Bats use leaves as mirrors to find prey in the dark

Bats can find motionless insects on leaves in the dark only by echolocation. This was thought to be impossible, because insects are acoustically camouflaged by the loud echo of the leaves which confuses their echolocation system. Biologists from the Vrije Universiteit Amsterdam and the Smithsonian Tropical Research Institute in Panama have now discovered how bats overcome this problem.

08/06/2019 | 10:58 AM

Bats flood an area with sound waves and then use information from the returning echoes to navigate through the environment. Leaves reflect echolocation signals strongly, masking the weaker echoes from resting insects. So in the thick foliage of a tropical forest, echoes from the leaves may act as a natural cloaking mechanism for the insects, known as acoustic camouflage.
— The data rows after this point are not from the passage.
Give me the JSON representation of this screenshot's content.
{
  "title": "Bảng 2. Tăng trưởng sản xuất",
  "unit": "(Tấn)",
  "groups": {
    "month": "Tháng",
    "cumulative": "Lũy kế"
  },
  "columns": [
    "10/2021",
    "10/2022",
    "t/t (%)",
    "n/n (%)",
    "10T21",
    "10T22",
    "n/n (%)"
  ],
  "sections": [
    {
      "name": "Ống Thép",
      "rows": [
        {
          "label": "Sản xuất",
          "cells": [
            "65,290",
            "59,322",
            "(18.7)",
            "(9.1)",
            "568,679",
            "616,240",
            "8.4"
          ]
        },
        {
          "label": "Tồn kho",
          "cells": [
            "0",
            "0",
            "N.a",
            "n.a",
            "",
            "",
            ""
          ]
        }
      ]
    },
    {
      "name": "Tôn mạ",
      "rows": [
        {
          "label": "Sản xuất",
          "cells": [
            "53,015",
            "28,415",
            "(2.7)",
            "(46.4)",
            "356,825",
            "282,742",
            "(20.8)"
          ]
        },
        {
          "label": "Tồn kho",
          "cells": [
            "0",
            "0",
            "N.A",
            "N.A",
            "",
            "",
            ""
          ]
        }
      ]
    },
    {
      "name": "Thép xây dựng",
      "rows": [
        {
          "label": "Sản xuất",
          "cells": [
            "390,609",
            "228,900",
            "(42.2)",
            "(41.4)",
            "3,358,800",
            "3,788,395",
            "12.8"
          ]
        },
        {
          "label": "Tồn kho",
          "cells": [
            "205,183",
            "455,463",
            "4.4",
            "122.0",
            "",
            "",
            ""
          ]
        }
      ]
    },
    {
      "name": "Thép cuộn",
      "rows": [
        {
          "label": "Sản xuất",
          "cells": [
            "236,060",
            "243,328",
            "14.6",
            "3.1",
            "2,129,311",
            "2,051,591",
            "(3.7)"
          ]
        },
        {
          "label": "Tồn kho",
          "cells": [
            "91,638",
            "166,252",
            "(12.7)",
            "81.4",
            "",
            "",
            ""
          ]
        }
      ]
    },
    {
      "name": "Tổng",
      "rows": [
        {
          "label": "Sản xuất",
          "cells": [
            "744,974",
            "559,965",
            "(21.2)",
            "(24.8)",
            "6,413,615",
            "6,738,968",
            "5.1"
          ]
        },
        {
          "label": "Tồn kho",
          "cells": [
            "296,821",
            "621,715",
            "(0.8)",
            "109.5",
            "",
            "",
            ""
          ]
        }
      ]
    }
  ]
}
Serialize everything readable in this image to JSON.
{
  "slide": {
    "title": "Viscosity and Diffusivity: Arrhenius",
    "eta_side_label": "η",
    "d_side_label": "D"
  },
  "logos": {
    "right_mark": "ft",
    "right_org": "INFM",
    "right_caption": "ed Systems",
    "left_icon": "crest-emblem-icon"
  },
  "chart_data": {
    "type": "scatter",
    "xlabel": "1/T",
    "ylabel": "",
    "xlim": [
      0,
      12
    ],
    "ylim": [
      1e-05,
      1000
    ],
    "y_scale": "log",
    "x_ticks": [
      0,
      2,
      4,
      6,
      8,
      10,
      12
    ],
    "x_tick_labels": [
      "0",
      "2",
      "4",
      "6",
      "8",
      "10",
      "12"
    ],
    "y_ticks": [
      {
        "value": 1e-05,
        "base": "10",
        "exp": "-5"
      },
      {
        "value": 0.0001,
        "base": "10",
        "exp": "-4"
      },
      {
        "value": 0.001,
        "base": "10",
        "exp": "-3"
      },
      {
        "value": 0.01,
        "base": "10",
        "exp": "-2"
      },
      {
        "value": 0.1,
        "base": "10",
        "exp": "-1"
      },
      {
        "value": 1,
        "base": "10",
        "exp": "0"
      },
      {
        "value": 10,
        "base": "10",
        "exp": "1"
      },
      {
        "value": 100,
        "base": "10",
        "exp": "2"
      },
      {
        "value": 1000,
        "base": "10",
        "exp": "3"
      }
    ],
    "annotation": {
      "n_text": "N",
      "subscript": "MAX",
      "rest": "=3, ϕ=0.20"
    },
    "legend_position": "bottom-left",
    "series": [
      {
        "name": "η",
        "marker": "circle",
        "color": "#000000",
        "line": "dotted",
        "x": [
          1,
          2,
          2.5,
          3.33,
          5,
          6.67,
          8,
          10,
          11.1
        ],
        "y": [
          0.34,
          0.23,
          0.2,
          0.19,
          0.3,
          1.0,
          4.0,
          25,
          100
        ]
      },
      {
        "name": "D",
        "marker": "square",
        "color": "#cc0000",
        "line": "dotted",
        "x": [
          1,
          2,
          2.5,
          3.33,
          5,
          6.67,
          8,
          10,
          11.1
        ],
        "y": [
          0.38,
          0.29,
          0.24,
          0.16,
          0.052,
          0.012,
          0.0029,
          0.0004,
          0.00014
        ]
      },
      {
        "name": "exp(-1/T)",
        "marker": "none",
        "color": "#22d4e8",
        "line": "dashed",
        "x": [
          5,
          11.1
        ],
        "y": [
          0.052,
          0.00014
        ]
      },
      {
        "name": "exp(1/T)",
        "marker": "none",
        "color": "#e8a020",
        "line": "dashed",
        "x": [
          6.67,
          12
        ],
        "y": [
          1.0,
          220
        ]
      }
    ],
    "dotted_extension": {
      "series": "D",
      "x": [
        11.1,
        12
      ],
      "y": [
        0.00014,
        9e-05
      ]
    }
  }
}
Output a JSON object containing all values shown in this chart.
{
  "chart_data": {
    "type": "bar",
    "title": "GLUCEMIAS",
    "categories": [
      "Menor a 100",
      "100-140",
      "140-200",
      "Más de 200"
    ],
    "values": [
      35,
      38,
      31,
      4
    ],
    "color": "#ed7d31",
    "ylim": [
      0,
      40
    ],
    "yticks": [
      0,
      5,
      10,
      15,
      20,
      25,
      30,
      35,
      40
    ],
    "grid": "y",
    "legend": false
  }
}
Acoustically camouflaged prey
New experiments show that by changing their approach angle, the echolocating leaf-nosed bats can use this sixth sense to find acoustically camouflaged prey. These new findings, published in Current Biology, have exciting implications for the evolution of predator-prey interactions.

Approach angle revealed
“For many years it was thought to be a sensory impossibility for bats to find silent, motionless prey resting on leaves by echolocation alone," says Inga Geipel, postdoc researcher at STRI. Geipel and Ralph Simon postdoc researcher at the Vrije Universiteit Amsterdam, discovered how the bats achieve the impossible. By combining evidence from experiments using an artificial bat head to create and measure ultrasound echoes, with evidence from high-speed video observations of bats as they approach prey, the importance of the approach angle was revealed.

More than 500 positions
To understand how bats overcome acoustic camouflage and seize their prey, Simon measured echoes with his biomimetic bat head and aimed sound waves at a leaf with and without an insect from more than 500 positions in order to create a full, three-dimensional representation of the echoes. At each position, they calculated the intensity of the echoes for five different frequencies of sound that represent the frequencies of a bat's call.

Like a mirror
vleermuis 1“When I analyzed the echoes it was very clear that there are certain positions where it will be easy to detect the insects” says Simon. “If bats would approach from these angles they would instantaneously detect the insect.” Leaves both with and without insects strongly reflect back the sound if it comes from straight ahead (i.e., from angles smaller than 30 degrees). When a bat approaches from these angles, it cannot find its prey as strong echoes from the leaves mask the echoes from the insect. If the sound originates from oblique angles greater than 30 degrees, the sound is reflected away from the source and leaves act like a mirror, just as a lake reflects the surrounding forest at dusk or dawn. The approach angle makes a resting insect detectable.

Between 42 and 78 degrees
Based on these experiments, Simon and Geipel predicted that bats should approach resting insects on leaves from angles between 42 and 78 degrees, the optimal angles for discerning whether a leaf has an insect on it or not. Next, Geipel recorded actual bats at Barro Colorado Island research station in Panama as they approached insects positioned on artificial leaves.
Using recordings from two high-speed cameras, she reconstructed the three-dimensional flight paths of the bats as they approached their prey and determined their positions. She discovered that, as predicted, almost 80 percent of the approach angles were within the range of angles that makes it possible for the bats to distinguish insect from leaf. "This study shows how we can achieve a better understanding of natural mechanisms, in particular bat echolocation, by simulating them with a technical setup” Simon says. “And understanding the acoustic world of a bat, may on the other hand lead to new applications like bat inspired sonar systems.”